The deal eventually protected the accounting firm's leadership, while giving the PE firm some options in the case of extraordinary circumstances.

Evaluate the incentives

One very specific thing to keep an eye on is the alignment between everyone's incentives.

"A lot of people are privy to the idea that private equity introduces equity incentives to the younger folks, and I would caution people to deeply examine those," Wurtzbacher said. "There is a difference between a true equity security that rides right alongside the private equity firm, so if they make a dollar, you make a dollar, and if they lose a dollar, you lose a dollar."

"What has actually been more common so far is a stock option with a bunch of performance contingencies," he continued. "So that's not a promise or an equal share at a business.
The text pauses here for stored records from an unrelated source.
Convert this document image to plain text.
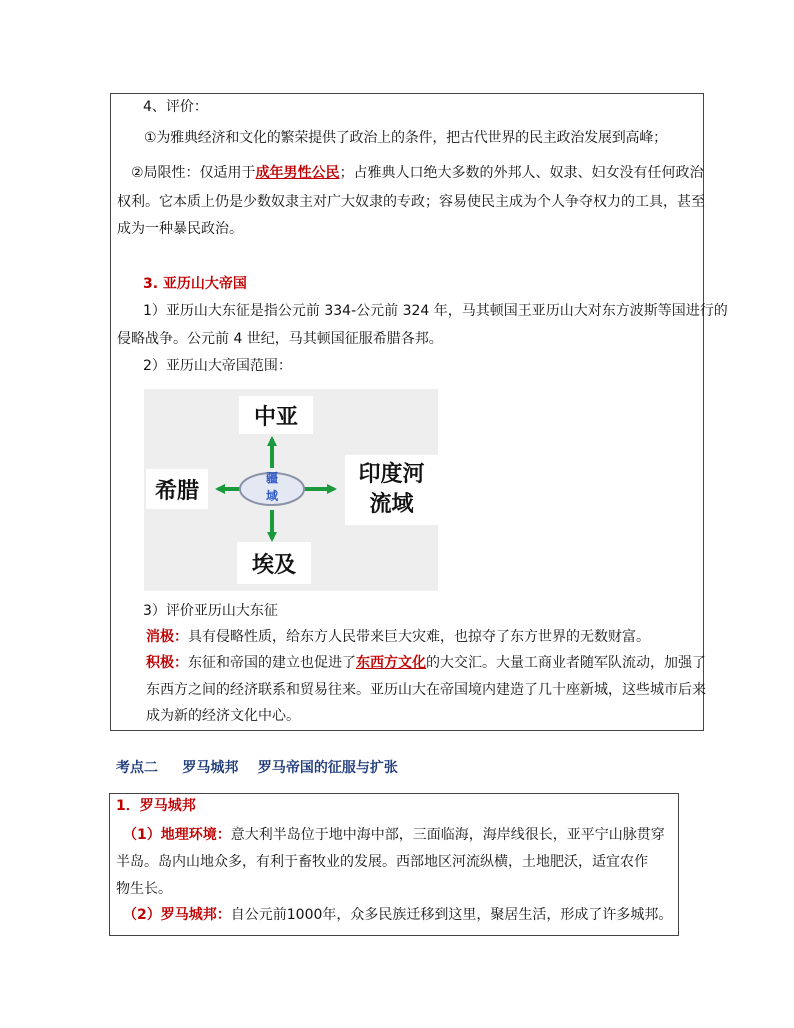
4、评价：
①为雅典经济和文化的繁荣提供了政治上的条件，把古代世界的民主政治发展到高峰；
②局限性：仅适用于成年男性公民；占雅典人口绝大多数的外邦人、奴隶、妇女没有任何政治
权利。它本质上仍是少数奴隶主对广大奴隶的专政；容易使民主成为个人争夺权力的工具，甚至
成为一种暴民政治。
3. 亚历山大帝国
1）亚历山大东征是指公元前 334-公元前 324 年，马其顿国王亚历山大对东方波斯等国进行的
侵略战争。公元前 4 世纪，马其顿国征服希腊各邦。
2）亚历山大帝国范围：
疆域
中亚
希腊
印度河
流域
埃及
3）评价亚历山大东征
消极：具有侵略性质，给东方人民带来巨大灾难，也掠夺了东方世界的无数财富。
积极：东征和帝国的建立也促进了东西方文化的大交汇。大量工商业者随军队流动，加强了
东西方之间的经济联系和贸易往来。亚历山大在帝国境内建造了几十座新城，这些城市后来
成为新的经济文化中心。
考点二     罗马城邦    罗马帝国的征服与扩张
1．罗马城邦
（1）地理环境：意大利半岛位于地中海中部，三面临海，海岸线很长，亚平宁山脉贯穿
半岛。岛内山地众多，有利于畜牧业的发展。西部地区河流纵横，土地肥沃，适宜农作
物生长。
（2）罗马城邦：自公元前1000年，众多民族迁移到这里，聚居生活，形成了许多城邦。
It is, 'Maybe we will pay you something if certain things happen.'"

Communicate early and often

Keeping everyone in the loop was a major part of the enthusiastic reception of Schellman's partnership with PE firm Lightyear Capital, according to Desai.
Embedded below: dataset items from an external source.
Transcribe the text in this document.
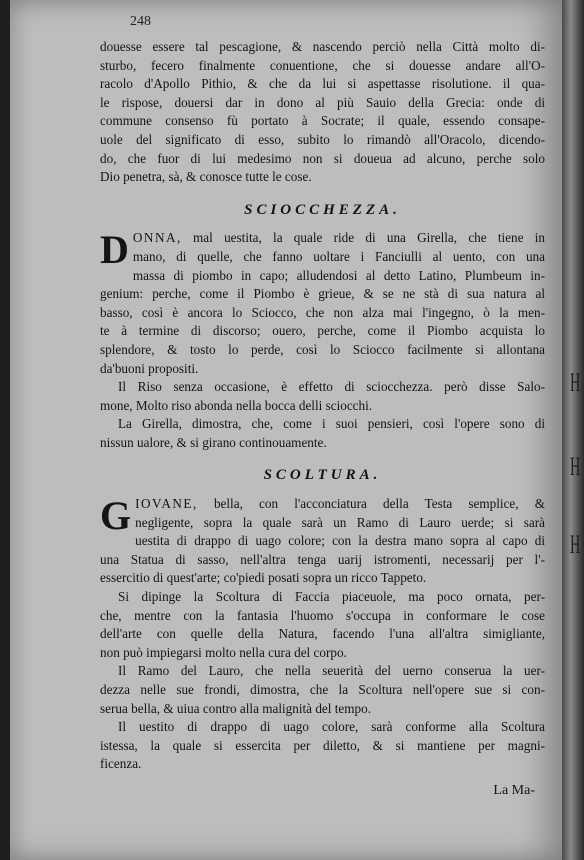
248
douesse essere tal pescagione, & nascendo perciò nella Città molto di-
sturbo, fecero finalmente conuentione, che si douesse andare all'O-
racolo d'Apollo Pithio, & che da lui si aspettasse risolutione. il qua-
le rispose, douersi dar in dono al più Sauio della Grecia: onde di
commune consenso fù portato à Socrate; il quale, essendo consape-
uole del significato di esso, subito lo rimandò all'Oracolo, dicendo-
do, che fuor di lui medesimo non si doueua ad alcuno, perche solo
Dio penetra, sà, & conosce tutte le cose.
SCIOCCHEZZA.
D ONNA, mal uestita, la quale ride di una Girella, che tiene in
mano, di quelle, che fanno uoltare i Fanciulli al uento, con una
massa di piombo in capo; alludendosi al detto Latino, Plumbeum in-
genium: perche, come il Piombo è grieue, & se ne stà di sua natura al
basso, così è ancora lo Sciocco, che non alza mai l'ingegno, ò la men-
te à termine di discorso; ouero, perche, come il Piombo acquista lo
splendore, & tosto lo perde, così lo Sciocco facilmente si allontana
da'buoni propositi.
Il Riso senza occasione, è effetto di sciocchezza. però disse Salo-
mone, Molto riso abonda nella bocca delli sciocchi.
La Girella, dimostra, che, come i suoi pensieri, così l'opere sono di
nissun ualore, & si girano continouamente.
SCOLTURA.
G IOVANE, bella, con l'acconciatura della Testa semplice, &
negligente, sopra la quale sarà un Ramo di Lauro uerde; si sarà
uestita di drappo di uago colore; con la destra mano sopra al capo di
una Statua di sasso, nell'altra tenga uarij istromenti, necessarij per l'-
essercitio di quest'arte; co'piedi posati sopra un ricco Tappeto.
Si dipinge la Scoltura di Faccia piaceuole, ma poco ornata, per-
che, mentre con la fantasia l'huomo s'occupa in conformare le cose
dell'arte con quelle della Natura, facendo l'una all'altra simigliante,
non può impiegarsi molto nella cura del corpo.
Il Ramo del Lauro, che nella seuerità del uerno conserua la uer-
dezza nelle sue frondi, dimostra, che la Scoltura nell'opere sue si con-
serua bella, & uiua contro alla malignità del tempo.
Il uestito di drappo di uago colore, sarà conforme alla Scoltura
istessa, la quale si essercita per diletto, & si mantiene per magni-
ficenza.
La Ma-
H
H
H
"We made sure to keep our employees well-informed and engaged throughout the process," she said. "The eventual purchase agreement was approved unanimously by the principal group — after we knew we were moving forward, we then held multiple town hall meetings led by the leadership team and founder Chris Schellman to address any of our team members' questions or concerns. We also made regional leaders available for one-on-one conversations and provided a comprehensive FAQ for employees to reference."